11 июня. Обед с королевой. После этого, раздевшись догола, и дофин и мадам ложатся в постель с королем, где оба целуют друг друга, нежничают, доставляя этим огромное удовольствие королю. Король спрашивает у него:

— Сын мой, а где же посылочка для инфанты?

Мальчик, показывая на свой член, говорит:

— В нем совсем нет костей, папа.

Потом, когда «хлястик» слегка напрягся:

— Ой, теперь есть, теперь там что-то появилось.
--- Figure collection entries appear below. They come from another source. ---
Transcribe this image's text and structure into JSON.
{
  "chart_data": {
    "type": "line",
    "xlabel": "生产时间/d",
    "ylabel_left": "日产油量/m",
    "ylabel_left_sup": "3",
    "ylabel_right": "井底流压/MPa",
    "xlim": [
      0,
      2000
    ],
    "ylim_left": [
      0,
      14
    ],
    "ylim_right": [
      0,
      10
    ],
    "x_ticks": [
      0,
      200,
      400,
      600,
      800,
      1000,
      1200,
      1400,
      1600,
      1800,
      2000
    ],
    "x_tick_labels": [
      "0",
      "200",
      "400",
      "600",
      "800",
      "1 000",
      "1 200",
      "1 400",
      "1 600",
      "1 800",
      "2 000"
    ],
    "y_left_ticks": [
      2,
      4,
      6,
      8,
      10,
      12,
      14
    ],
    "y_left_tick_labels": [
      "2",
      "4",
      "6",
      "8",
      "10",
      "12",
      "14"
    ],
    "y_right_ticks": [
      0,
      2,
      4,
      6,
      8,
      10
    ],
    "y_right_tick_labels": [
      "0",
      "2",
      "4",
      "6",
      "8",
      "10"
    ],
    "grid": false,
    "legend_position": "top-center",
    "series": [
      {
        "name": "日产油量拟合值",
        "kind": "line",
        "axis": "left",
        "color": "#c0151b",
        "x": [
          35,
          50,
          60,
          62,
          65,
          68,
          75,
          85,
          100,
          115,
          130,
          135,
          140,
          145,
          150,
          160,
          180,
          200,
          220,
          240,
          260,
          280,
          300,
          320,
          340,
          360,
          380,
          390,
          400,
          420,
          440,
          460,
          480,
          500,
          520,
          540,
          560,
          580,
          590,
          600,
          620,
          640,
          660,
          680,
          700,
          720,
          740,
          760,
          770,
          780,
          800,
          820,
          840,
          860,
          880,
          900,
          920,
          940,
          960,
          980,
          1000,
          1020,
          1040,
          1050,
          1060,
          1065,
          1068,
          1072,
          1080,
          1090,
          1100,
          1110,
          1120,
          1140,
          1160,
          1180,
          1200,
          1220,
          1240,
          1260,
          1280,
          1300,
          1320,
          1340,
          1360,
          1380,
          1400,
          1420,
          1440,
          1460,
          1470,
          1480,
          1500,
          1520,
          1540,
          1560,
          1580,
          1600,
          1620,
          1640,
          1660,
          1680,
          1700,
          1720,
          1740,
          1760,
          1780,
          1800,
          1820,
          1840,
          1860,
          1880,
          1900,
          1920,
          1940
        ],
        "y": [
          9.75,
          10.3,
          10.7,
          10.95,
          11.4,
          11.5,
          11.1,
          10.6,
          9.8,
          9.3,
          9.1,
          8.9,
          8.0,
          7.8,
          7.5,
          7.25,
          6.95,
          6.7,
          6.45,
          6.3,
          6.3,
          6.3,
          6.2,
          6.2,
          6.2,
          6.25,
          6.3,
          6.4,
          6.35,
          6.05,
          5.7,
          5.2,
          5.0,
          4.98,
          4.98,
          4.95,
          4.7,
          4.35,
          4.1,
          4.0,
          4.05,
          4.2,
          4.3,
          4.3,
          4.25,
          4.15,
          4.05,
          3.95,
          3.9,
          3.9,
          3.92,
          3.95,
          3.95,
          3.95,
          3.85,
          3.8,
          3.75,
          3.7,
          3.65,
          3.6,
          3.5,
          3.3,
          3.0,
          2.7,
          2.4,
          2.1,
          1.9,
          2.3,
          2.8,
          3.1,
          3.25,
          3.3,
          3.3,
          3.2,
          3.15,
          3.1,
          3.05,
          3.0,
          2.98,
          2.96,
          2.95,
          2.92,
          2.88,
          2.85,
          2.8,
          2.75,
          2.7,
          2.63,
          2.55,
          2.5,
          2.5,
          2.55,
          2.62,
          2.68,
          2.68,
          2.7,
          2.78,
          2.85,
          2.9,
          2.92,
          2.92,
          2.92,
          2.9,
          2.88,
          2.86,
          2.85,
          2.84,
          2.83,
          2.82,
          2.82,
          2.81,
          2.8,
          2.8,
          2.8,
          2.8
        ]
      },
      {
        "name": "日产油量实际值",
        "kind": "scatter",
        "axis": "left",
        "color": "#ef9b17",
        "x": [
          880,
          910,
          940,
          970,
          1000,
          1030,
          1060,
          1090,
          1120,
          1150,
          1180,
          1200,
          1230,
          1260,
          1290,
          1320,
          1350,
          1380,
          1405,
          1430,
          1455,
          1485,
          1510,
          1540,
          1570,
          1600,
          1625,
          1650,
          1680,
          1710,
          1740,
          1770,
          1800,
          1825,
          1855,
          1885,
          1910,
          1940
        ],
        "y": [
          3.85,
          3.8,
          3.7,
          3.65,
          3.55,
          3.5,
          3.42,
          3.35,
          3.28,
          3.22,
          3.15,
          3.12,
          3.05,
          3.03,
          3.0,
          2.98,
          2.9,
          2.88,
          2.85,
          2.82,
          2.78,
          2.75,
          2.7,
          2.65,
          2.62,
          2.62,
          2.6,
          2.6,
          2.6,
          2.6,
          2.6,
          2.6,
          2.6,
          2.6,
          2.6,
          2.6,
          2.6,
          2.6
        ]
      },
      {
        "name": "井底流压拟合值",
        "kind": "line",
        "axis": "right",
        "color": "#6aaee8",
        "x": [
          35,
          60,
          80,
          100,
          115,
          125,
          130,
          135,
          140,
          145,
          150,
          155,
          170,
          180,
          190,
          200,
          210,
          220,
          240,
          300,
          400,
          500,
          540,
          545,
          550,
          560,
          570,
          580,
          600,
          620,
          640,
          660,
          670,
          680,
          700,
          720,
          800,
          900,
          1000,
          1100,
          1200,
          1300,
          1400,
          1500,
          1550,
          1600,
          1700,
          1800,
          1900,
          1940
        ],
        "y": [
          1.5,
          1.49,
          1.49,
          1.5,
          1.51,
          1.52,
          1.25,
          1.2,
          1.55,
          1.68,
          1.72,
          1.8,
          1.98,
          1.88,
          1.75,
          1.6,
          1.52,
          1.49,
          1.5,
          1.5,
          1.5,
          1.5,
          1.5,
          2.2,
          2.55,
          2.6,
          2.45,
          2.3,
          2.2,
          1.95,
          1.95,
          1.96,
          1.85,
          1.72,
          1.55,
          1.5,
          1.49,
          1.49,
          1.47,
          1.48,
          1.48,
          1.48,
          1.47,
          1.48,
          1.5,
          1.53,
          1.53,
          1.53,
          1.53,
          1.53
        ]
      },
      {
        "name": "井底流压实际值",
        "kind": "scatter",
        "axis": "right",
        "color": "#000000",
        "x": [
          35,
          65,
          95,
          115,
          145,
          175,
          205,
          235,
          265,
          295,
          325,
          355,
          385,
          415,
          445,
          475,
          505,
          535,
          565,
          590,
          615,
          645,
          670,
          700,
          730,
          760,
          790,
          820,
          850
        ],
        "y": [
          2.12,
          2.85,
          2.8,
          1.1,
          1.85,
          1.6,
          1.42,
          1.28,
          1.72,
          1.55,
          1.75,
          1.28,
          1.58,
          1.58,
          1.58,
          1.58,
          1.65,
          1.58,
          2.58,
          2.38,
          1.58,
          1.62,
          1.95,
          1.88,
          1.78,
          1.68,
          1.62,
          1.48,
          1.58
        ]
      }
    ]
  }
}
Вскоре знания его расширились, чему служит свидетельством следующий удивительный разговор:

«14 августа 1605 года. Проснулся в половине третьего ночи, внезапно, соскочил с кровати и, стоя на полу, произнес:

— Куда мне надо идти?

Кормилица взяла его на руки, снова уложила, и он опять спал до половины седьмого. Проснувшись, перебрался в постель к своей кормилице и стал играть с нею, приговаривая:

— Здравствуй, моя шлюха, поцелуй-ка меня, моя шлюха. Эй, глупышка моя, ну поцелуй же меня.

— Монсеньер, — спросила у него кормилица, — почему вы меня обзываете такими словами?

— Потому что вы спите со мной!

Тогда м-м Лекер, его горничная, спросила у него:

— Монсеньер, а вы знаете, кто такие шлюхи?

— Да.

— Кто же, Монсеньер?

— Те, которые спят с мужчинами!»

Взрослым хотелось, чтобы он знал о жизни все. Спустя некоторое время, его повели показать спаривание кобылы с жеребцом. Эроар записывает, что «это его очень развлекло»…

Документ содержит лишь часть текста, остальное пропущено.